10. Het aantal op grond van het negende lid voorgedragen commissarissen is zodanig, dat zij tezamen niet de meerderheid van de raad van toezicht kunnen uitmaken.
11. De statuten bevatten voorschriften omtrent de wijze waarop, in geval van ontstentenis of belet van de commissarissen, voorlopig in de raad van toezicht wordt voorzien.
Artikel 31
1. De raad van toezicht heeft tot taak toezicht te houden op het beleid van het bestuur en op de algemene gang van zaken in de toegelaten instelling en de door haar in stand gehouden onderneming. Hij staat het bestuur met raad ter zijde. Bij de vervulling van hun taak richten de commissarissen zich naar het belang van de toegelaten instelling en de door haar in stand gehouden onderneming, naar het te behartigen maatschappelijke belang en naar het belang van de betrokken belanghebbenden.
2. In het belang van de bevordering van eenheid bij de taakvervulling door de raad van toezicht wordt bij algemene maatregel van bestuur een governancecode aangewezen, die, voor zover deze niet met het bepaalde bij of krachtens deze wet in strijd is, op alle toegelaten instellingen van toepassing is.
3. Artikel 9 van Boek 2 van het Burgerlijk Wetboek is van overeenkomstige toepassing op de taakvervulling door commissarissen van toegelaten instellingen.

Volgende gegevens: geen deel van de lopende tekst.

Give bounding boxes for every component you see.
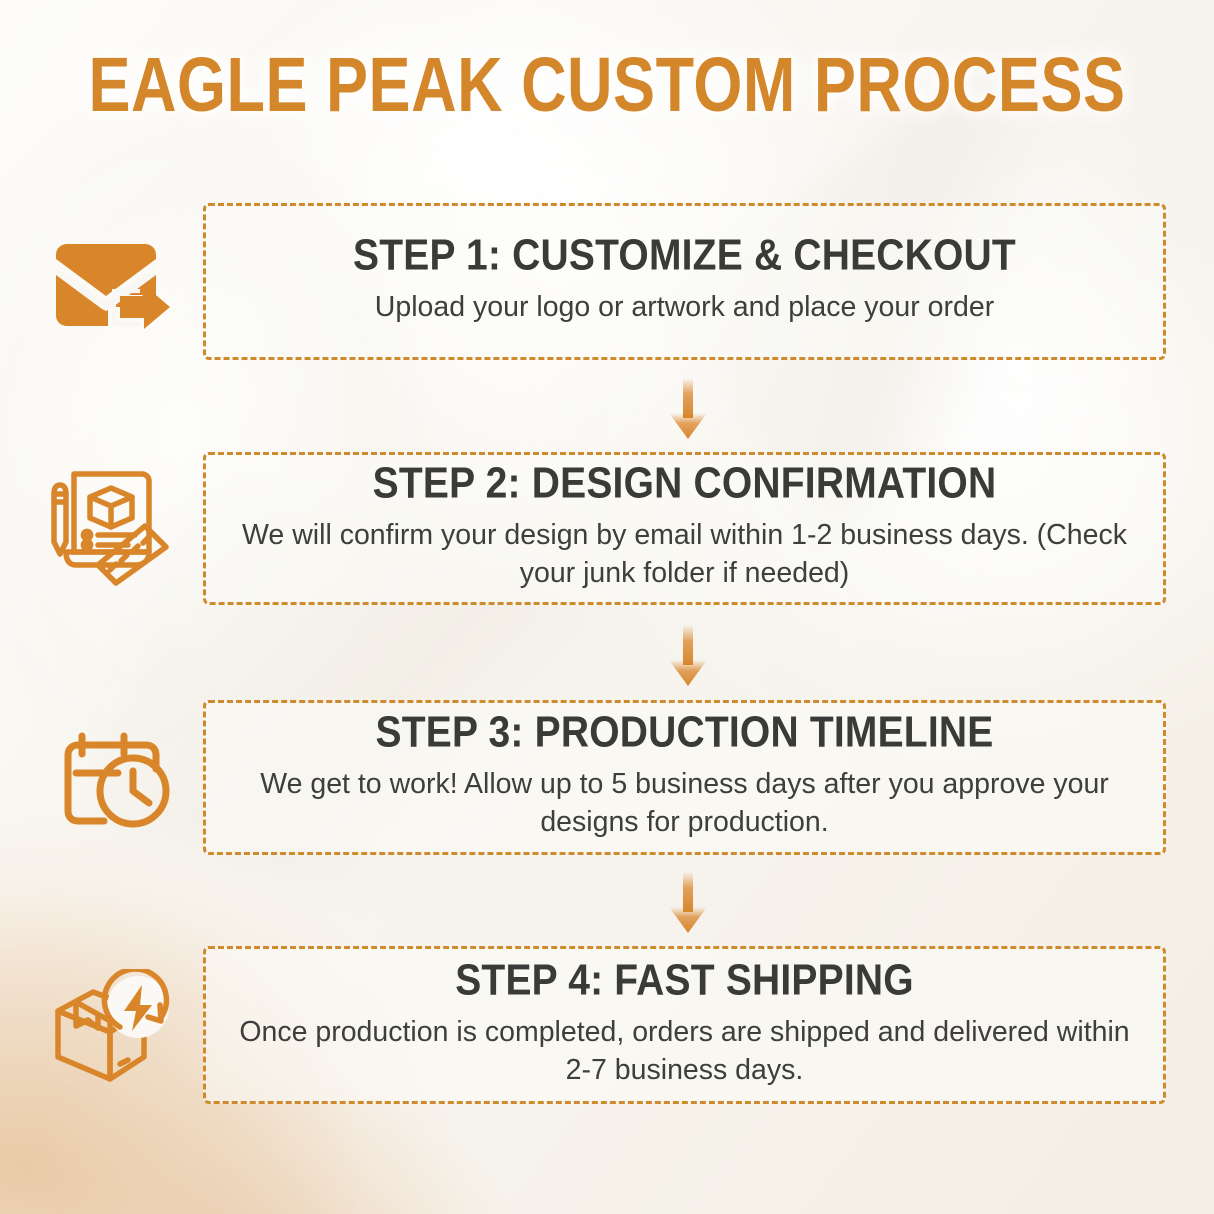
arrow-step3-to-step4 (664, 872, 712, 934)
step-4-box[interactable]: STEP 4: FAST SHIPPING Once production is… (203, 946, 1166, 1104)
step-1-title: STEP 1: CUSTOMIZE & CHECKOUT (353, 230, 1016, 282)
step-4-description: Once production is completed, orders are… (234, 1013, 1135, 1089)
step-3-title: STEP 3: PRODUCTION TIMELINE (376, 707, 994, 759)
step-4-title: STEP 4: FAST SHIPPING (455, 955, 914, 1007)
step-1-box[interactable]: STEP 1: CUSTOMIZE & CHECKOUT Upload your… (203, 203, 1166, 360)
step-1-description: Upload your logo or artwork and place yo… (375, 288, 994, 326)
step-2-description: We will confirm your design by email wit… (234, 516, 1135, 592)
infographic-canvas: EAGLE PEAK CUSTOM PROCESS STEP 1: CUSTOM… (0, 0, 1214, 1214)
process-steps-list: STEP 1: CUSTOMIZE & CHECKOUT Upload your… (0, 0, 1214, 1214)
design-blueprint-icon (35, 462, 185, 592)
step-3-description: We get to work! Allow up to 5 business d… (234, 765, 1135, 841)
arrow-step1-to-step2 (664, 378, 712, 440)
fast-shipping-box-icon (35, 962, 185, 1092)
step-2-box[interactable]: STEP 2: DESIGN CONFIRMATION We will conf… (203, 452, 1166, 605)
step-3-box[interactable]: STEP 3: PRODUCTION TIMELINE We get to wo… (203, 700, 1166, 855)
envelope-forward-icon (35, 220, 185, 350)
calendar-clock-icon (35, 712, 185, 842)
step-2-title: STEP 2: DESIGN CONFIRMATION (373, 458, 997, 510)
arrow-step2-to-step3 (664, 625, 712, 687)
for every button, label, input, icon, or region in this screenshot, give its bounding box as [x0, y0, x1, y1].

4. In bij of krachtens algemene maatregel van bestuur te bepalen gevallen stelt de raad van toezicht Onze Minister op de hoogte van zijn werkzaamheden ter uitoefening van zijn taak, bedoeld in het eerste lid.
Artikel 32
1. Het bestuur doet de raad van toezicht tijdig de voor de uitoefening van diens taak noodzakelijke gegevens toekomen.
2. Het bestuur stelt ten minste een maal per jaar de raad van toezicht schriftelijk op de hoogte van de hoofdlijnen van het strategisch beleid, de algemene en financiële risico’s en het beheers- en controlesysteem van de toegelaten instelling.
Artikel 33
1. De ondernemingskamer van het gerechtshof Amsterdam kan op verzoek een commissaris of de raad van toezicht ontslaan wegens verwaarlozing van zijn taak, wegens andere gewichtige redenen of wegens ingrijpende wijziging van de omstandigheden op grond waarvan het aanblijven als commissaris of als raad van toezicht redelijkerwijs niet van de toegelaten instelling kan worden verlangd. Het verzoek kan worden ingediend door de toegelaten instelling, te dezen vertegenwoordigd door het bestuur of de raad van toezicht, of door Onze Minister.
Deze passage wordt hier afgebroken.